転機に気付け!風に乗れ!

風乃音羽

心が揺れた

18歳の時初めての海外旅行は、ドイツでした。

その当時、ドイツのダンスをやっていて、先生とともに公演旅行に行きました。

フランクフルト空港に着き、

宿泊先へ向かう車中から、ケルン大聖堂を見たときの衝撃は言葉では言い表せません。

巨大!

建物全体に施された彫刻!

美しい!

荘厳!


ライトアップされたその姿は圧倒的で、初めて見る、体験するときの電撃派を脳内に感じました。


心が揺れたんです。


2週間のステイ、ドイツ人とのコミュニケーション、ダンスを通じての文化交流、各家庭での生活、お店や街並み、空気、全てが私にとっての刺激でした。

あっという間に過ぎた2週間でしたが、私の中に新しい芽が顔を出したのを鮮烈に覚えています。


私は京都で生まれ育ち、それなりに満足し、面白い人生を楽しんでいると思っていました。
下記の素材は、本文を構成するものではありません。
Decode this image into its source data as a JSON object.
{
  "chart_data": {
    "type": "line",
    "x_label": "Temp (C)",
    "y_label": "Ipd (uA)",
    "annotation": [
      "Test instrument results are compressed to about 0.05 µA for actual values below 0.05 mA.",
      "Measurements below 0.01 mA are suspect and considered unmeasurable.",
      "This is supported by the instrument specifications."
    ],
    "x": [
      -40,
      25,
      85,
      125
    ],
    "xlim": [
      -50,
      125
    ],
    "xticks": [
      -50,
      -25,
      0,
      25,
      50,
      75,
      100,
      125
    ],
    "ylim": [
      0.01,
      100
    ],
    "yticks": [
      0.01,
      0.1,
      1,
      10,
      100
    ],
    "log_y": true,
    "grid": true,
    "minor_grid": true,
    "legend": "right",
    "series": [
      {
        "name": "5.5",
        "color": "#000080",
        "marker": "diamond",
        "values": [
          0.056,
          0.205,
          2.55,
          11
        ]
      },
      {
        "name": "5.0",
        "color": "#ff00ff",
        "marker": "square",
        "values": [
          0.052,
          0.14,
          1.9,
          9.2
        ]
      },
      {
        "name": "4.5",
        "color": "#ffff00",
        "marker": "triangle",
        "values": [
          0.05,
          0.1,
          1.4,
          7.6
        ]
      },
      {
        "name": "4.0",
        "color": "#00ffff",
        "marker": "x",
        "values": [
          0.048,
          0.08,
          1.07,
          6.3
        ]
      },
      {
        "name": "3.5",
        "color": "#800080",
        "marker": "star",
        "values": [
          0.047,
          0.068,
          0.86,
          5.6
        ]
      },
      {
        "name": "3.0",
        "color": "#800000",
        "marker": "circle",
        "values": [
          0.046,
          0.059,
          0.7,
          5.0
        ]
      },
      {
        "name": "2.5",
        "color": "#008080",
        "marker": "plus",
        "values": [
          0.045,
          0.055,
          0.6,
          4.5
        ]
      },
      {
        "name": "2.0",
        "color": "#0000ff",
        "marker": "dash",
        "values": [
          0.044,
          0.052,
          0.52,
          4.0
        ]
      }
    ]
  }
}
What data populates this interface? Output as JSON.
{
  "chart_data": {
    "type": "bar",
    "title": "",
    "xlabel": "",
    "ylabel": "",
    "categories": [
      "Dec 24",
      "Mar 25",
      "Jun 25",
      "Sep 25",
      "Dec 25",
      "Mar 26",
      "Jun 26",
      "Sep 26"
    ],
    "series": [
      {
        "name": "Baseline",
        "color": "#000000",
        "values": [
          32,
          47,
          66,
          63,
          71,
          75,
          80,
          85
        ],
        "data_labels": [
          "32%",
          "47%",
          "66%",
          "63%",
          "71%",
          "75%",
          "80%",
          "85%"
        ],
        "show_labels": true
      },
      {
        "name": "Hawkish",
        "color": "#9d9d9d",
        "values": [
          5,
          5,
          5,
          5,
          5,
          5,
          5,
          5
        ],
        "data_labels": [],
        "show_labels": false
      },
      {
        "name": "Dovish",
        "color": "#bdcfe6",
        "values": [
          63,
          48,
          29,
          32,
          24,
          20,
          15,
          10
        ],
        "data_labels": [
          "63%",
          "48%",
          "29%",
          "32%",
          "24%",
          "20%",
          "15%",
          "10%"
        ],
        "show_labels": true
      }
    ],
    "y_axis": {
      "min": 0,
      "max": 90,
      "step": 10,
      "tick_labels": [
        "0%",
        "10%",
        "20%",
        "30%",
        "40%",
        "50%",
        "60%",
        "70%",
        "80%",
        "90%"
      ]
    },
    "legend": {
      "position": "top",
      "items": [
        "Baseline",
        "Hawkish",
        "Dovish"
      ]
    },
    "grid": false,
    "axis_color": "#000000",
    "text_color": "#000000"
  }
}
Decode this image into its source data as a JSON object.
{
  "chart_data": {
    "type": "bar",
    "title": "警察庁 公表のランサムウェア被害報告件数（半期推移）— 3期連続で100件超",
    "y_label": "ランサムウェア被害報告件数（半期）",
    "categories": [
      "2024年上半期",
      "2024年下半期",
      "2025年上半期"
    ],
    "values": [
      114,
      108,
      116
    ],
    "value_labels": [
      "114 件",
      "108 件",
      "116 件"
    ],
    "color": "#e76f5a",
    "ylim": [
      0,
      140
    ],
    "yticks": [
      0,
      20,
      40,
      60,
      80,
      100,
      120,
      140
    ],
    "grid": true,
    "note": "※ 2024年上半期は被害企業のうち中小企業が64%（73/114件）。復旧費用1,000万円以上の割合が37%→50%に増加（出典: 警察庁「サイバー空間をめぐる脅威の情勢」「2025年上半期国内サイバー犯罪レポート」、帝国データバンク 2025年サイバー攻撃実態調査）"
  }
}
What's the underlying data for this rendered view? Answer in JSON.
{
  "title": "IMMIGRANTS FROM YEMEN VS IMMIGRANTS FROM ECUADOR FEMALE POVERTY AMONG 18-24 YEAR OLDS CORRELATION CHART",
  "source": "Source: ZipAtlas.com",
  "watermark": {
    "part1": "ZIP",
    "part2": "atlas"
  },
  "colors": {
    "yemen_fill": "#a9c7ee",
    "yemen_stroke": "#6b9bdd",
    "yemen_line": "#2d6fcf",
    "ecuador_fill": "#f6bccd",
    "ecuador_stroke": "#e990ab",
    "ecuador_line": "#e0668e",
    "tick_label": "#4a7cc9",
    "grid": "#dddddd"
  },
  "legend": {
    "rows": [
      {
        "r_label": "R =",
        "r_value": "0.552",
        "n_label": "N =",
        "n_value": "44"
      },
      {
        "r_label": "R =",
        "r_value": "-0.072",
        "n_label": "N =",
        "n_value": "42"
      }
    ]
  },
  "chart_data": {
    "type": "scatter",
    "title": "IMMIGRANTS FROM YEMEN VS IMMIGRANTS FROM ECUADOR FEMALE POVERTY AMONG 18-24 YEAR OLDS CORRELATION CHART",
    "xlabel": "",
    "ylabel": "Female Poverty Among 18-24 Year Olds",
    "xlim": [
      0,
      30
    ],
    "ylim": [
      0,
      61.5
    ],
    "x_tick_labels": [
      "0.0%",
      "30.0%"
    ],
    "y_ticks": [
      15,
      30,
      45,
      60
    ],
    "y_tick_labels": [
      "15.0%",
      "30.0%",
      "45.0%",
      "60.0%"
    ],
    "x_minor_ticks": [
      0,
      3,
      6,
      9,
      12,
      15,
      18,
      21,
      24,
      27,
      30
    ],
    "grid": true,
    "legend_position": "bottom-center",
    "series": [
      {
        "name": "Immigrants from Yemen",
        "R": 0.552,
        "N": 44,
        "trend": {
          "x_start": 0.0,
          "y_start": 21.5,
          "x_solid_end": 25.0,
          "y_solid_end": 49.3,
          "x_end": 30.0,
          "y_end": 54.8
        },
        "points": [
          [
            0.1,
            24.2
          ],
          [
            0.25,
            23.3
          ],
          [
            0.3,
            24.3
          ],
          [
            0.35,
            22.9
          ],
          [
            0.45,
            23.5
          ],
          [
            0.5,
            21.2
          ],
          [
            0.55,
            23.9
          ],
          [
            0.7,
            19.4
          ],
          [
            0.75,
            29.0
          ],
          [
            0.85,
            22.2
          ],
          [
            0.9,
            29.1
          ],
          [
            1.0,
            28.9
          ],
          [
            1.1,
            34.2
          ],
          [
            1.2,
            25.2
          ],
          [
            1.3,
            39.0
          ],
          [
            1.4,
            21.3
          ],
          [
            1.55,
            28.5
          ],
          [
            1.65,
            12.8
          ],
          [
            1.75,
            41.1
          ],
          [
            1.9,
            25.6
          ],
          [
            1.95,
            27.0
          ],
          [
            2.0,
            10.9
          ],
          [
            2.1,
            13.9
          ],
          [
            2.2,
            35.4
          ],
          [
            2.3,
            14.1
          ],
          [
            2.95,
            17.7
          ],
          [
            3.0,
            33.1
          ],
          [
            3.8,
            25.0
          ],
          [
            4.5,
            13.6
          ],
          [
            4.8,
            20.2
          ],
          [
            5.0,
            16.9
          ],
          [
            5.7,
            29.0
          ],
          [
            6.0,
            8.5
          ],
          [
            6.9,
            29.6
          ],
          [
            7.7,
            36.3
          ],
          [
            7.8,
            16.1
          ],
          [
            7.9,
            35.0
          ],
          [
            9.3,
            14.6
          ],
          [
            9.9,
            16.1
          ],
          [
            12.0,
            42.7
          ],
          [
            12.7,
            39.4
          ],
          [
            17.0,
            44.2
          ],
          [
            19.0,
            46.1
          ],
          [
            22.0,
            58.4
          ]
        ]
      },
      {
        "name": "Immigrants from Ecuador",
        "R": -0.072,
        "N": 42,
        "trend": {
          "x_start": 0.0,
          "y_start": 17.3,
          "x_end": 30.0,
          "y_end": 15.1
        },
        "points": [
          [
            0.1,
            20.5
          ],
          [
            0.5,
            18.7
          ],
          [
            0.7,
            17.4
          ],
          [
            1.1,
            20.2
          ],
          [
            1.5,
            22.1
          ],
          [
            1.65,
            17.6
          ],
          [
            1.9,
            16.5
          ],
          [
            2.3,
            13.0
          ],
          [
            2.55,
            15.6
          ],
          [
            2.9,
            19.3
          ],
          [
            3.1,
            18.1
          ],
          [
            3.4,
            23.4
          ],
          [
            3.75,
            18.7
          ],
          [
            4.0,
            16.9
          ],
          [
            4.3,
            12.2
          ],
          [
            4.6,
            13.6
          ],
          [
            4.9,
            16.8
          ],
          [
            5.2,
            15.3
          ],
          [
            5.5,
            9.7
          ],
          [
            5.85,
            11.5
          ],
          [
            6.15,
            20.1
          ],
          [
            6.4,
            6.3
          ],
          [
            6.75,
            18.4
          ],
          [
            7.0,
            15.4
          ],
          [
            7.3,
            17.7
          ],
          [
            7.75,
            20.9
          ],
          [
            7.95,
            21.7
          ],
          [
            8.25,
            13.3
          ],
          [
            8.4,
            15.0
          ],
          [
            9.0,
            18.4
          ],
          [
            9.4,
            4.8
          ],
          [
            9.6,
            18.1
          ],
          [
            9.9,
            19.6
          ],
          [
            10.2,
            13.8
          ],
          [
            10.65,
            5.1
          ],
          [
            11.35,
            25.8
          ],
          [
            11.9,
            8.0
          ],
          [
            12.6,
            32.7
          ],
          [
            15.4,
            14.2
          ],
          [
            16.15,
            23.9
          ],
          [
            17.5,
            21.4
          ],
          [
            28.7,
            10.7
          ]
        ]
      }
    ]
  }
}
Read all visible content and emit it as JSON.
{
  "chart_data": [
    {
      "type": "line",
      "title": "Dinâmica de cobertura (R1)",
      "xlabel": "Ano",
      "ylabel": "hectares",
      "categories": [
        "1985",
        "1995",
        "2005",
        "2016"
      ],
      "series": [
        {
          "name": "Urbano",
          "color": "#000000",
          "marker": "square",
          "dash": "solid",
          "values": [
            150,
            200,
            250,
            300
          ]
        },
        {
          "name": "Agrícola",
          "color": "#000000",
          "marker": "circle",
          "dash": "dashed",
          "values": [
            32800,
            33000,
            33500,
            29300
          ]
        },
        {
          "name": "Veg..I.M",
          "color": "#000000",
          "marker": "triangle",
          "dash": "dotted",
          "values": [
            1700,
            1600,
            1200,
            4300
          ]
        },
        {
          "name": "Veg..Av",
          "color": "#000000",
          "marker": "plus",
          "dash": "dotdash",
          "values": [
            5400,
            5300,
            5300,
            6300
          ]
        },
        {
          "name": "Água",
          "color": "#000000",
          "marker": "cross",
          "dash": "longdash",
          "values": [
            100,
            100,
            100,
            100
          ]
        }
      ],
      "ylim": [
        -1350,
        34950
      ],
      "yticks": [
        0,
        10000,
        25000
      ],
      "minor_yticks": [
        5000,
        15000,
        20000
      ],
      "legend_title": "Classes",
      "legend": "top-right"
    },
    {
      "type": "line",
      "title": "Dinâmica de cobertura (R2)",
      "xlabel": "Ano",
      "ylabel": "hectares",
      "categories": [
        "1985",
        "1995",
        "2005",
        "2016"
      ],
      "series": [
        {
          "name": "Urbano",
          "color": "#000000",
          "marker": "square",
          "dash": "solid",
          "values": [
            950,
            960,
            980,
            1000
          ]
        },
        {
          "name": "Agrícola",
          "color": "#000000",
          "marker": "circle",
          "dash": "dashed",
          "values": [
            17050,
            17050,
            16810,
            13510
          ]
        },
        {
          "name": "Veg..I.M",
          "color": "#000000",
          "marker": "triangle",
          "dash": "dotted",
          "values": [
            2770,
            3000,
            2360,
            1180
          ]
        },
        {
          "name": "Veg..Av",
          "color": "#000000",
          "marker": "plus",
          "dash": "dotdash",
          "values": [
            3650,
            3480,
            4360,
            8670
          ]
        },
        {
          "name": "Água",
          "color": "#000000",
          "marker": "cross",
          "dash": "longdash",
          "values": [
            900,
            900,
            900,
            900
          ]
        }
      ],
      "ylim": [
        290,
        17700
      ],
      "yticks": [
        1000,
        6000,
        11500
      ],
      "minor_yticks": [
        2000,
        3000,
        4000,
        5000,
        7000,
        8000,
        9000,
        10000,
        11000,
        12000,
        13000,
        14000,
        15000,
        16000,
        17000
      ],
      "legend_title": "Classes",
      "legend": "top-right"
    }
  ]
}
そんな時、一つの新しい国に触れただけで、いろんな感覚や思いが芽生えたことが衝撃的でした。


もっと知りたい!

体験したい!

世界を見たい!


好奇心が溢れ出しました。


そして、思い出したのです。


高校一年の時、超短期留学で、メリッサという女の子がアメリカからやって来て、私の隣の席になったのです。

その彼女と仲良くなって、家族の写真を見せてもらいました。

当時の留学生だから、そこそこ裕福な家庭のお嬢さんだったのでしょう。

その写真の中の家族はキラキラしていました。

大きな家を背景に芝生のお庭のプールサイドでバーベキューをしている写真。

そんな家や、自宅庭でのバーベキューパーティーなんて見たこともないし本当に憧れました。


その時も、心が揺れたんです。


まだ子どものわたしは、いつかアメリカに行きたいから英語は話せるようになりたい、と単純に思いました。

両親に頼んで英会話スクールに通うようになりました。

英語でコミュニケーションをとれるぐらいまでの上達が早かったのは、

「アメリカにいつか行くんだ!」

と決めていたからだと思います。


わたしは、そのことを忘れていました。

何のために英会話力を身につけたのかを思い出したわたしは、そのスキルを使って、大学生という、時間のある間に出来る限り他国を見に行くことを決めました。